Impact of Conviction

Anyone convicted of a gun offense in DC is required to register on the gun offender registry maintained by the Metropolitan Police Department. Even if an individual is not a resident of DC, they must register. When someone is a resident of DC, they must return at least yearly to verify that they have not moved. When a person does move and they are a resident of DC and on the gun offender registry, they must notify the authorities within a certain amount of time. The authorities need to keep track of the person. That is a bit of an additional penalty because of the registry requirements. No one wants to be listed on the gun offender registry.

Anyone convicted of a felony faces the loss of some of their constitutional rights.
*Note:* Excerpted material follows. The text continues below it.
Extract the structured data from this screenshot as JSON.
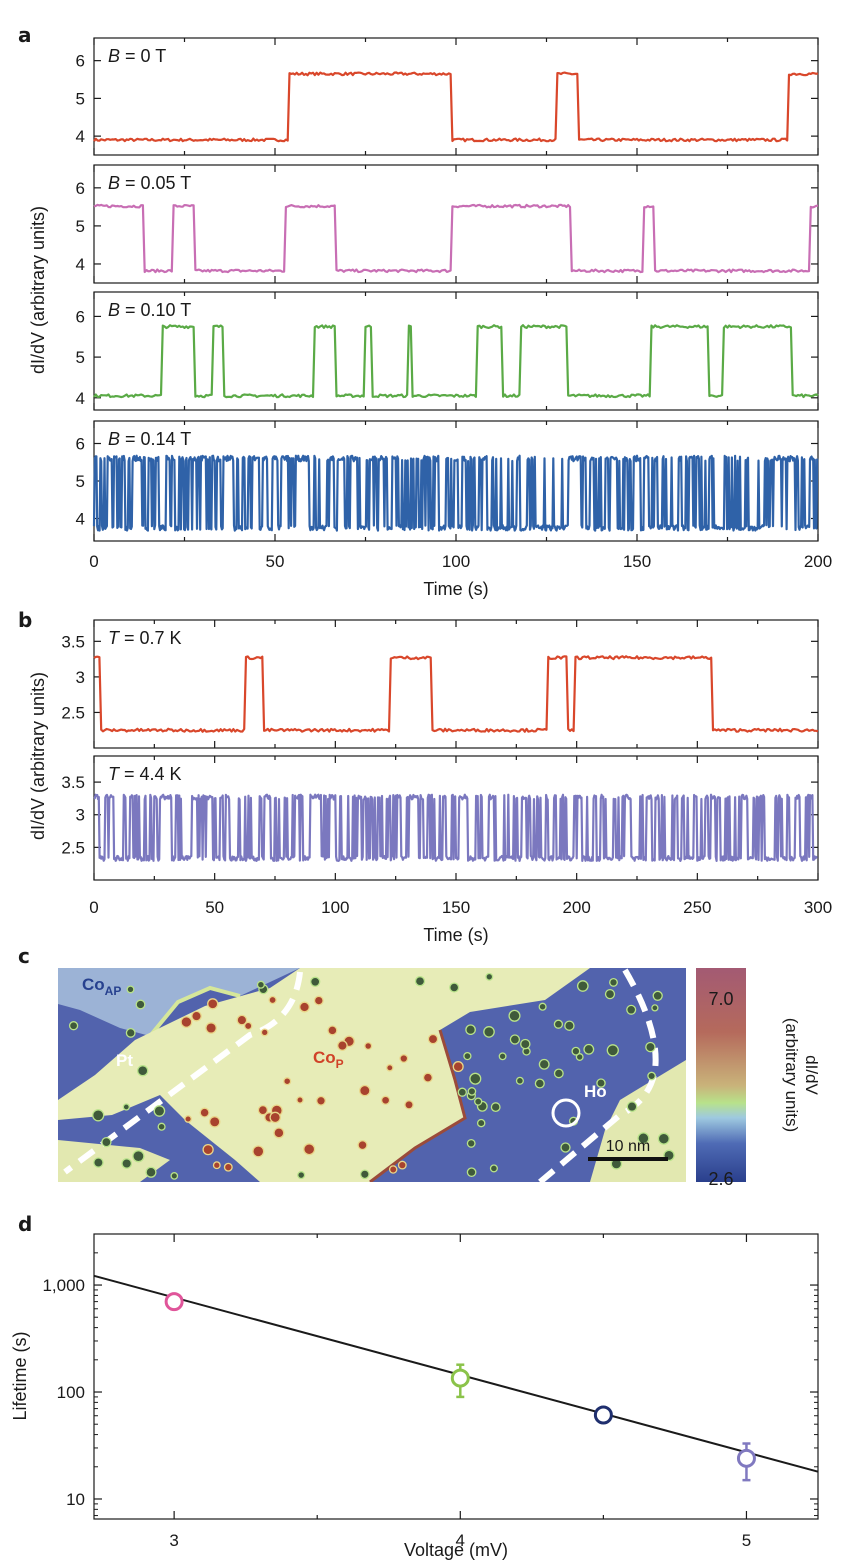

An individual could lose the right to hold public office, the right to vote, and the right to legally purchase other firearms. In general, a conviction of a gun offense is considered a violent crime in almost every other jurisdiction and by potential employers and the government. A conviction of a gun offense creates problems for the individual if they are ever in trouble with the law. The conviction can create problems for the individual depending on their career field. For example, security clearances can be compromised. This is an important issue in the District of Columbia because there are so many federal agencies and contractors who work in DC.

They are not direct penalties in a sense of what a court orders an individual to do besides the gun offender registry. But they are indeed penalties because of negative consequences an individual could face for a conviction of a gun offense.